3 minute read

Hello Dr Moss,

In this guide, we’ll walk through the steps required to run FastQC, a quality control tool for high throughput sequence data, on a SLURM-managed high-performance computing (HPC) system. SLURM (Simple Linux Utility for Resource Management) is a powerful tool for scheduling and managing jobs on a compute cluster.

Step 1 : prepare your data

Before running FastQC, ensure that your sequencing data files (typically in FASTQ format) are accessible from the server. You might have these files stored in a directory such as raw/chipseq_NIH3T3/raw_fastq/PolI_5min_R1.fastq.gz

Step 2 : create a SLURM job script

Open a blank document, name it run_fastqc.sh, and copy-paste the following code:

#!/bin/sh
#SBATCH --time=3:00:00
#SBATCH --nodes=1
#SBATCH --ntasks-per-node=1
#SBATCH --cpus-per-task=4
#SBATCH --mem-per-cpu=8G
#SBATCH --account=<your_account>
#SBATCH --mail-user=<your_email>
#SBATCH --mail-type=ALL

# Define input file and output directory
INPUT_FILE="/path/to/your/fastq/file"
OUTPUT_DIR="/path/to/your/output/directory"

# Create output directory if it doesn't exist
mkdir -p $OUTPUT_DIR

# Run FastQC on the specified FASTQ file
fastqc --outdir $OUTPUT_DIR --format fastq $INPUT_FILE

Comments:

  • #!/bin/sh : this specifies the shell to use for the script
  • #SBATCH --time=3:00:00 : specifies the maximum run time for the job. Here, it is set to 3 hours.
  • #SBATCH --nodes=1: requests one node for the job.
  • #SBATCH --ntasks-per-node=1 : requests one task per node. Since only one task is needed, this is set to 1.
  • #SBATCH --cpus-per-task=4 : allocates 4 CPUs per task. This helps if the job can use multi-threading to speed up processing.
  • #SBATCH --mem-per-cpu=8G : allocates 8GB of memory per CPU. With 4 CPUs, the total memory for the job will be 32GB.
  • #SBATCH --account=<your_account> : specifies the account to charge for the job. Replace <your_account> with your actual account name.
  • #SBATCH --mail-user=<your_email> : sets the email address to receive job status notifications. Replace <your_email> with your actual email address.
  • #SBATCH --mail-type=ALL : sends email notifications for all events related to the job (start, end, fail, etc.).

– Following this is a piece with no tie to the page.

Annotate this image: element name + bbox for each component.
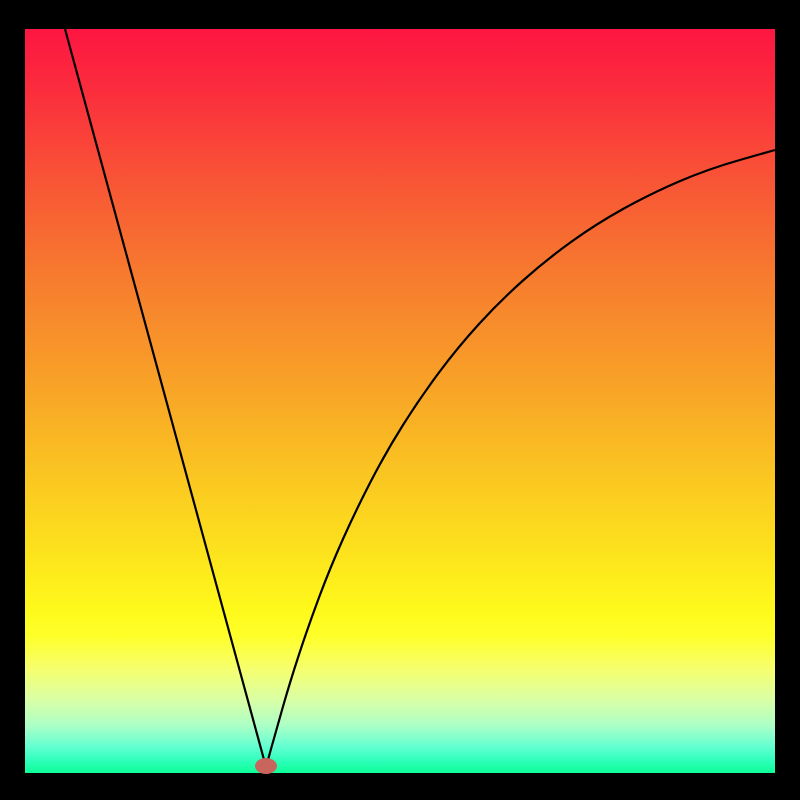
chart-plot-area: [25, 29, 775, 773]
chart-svg: [0, 0, 800, 800]
minimum-marker: [255, 758, 277, 774]
bottleneck-chart: [0, 0, 800, 800]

Save this file as run_fastqc.sh and transfer it on the compute cluster.

Step 3 : load FastQC module

HPC systems use environment modules to manage different software packages. Check if FastQC is available on your system and load it:

module load fastqc

Step 4 : submit the job to the SLURM Scheduler

Submit your job script to the SLURM scheduler using the following command:

sbatch path/to/run_fastqc.sh

After submitting the job, SLURM will return a job ID. You can use this <job_id> to monitor the status of your job.

Step 5 : monitor the job

You can check the status of your job using the squeue command, which lists all your jobs currently managed by SLURM:

squeue -u <your_username>

In this case, only one job should appear. The output will show details such as the job ID, job name, partition, and job state. Here are some common job states you might see:

  • PD (Pending): The job is waiting to be scheduled.
  • (Running): The job is currently running.
  • (Completing): The job is finishing its processes.
  • (Completed): The job has finished successfully.
  • (Failed): The job has failed.

To get more detailed information about a specific job, use the scontrol command:

scontrol show job <job_id>

This command provides comprehensive details about the job, including the reason for any delays if the job is pending.

Step 6 : check the output

Once the job completes, you should have receive an email with the mention COMPLETED. FastQC output files will be located in the directory you specified. Each FASTQ file processed will generate a .html report and a .zip archive containing detailed quality control metrics. Transfer it on your local compute to open and explore those files.

By following these steps, you should be able to run FastQC on a SLURM system efficiently. Adjust the SLURM script parameters (e.g., memory, time limit) according to the specifics of your HPC environment and the size of your data.

The advantage of using SLURM as a resource management system is its ability to efficiently distribute computational resources, manage job queues, and optimize power usage, making it an ideal solution for high-performance computing tasks.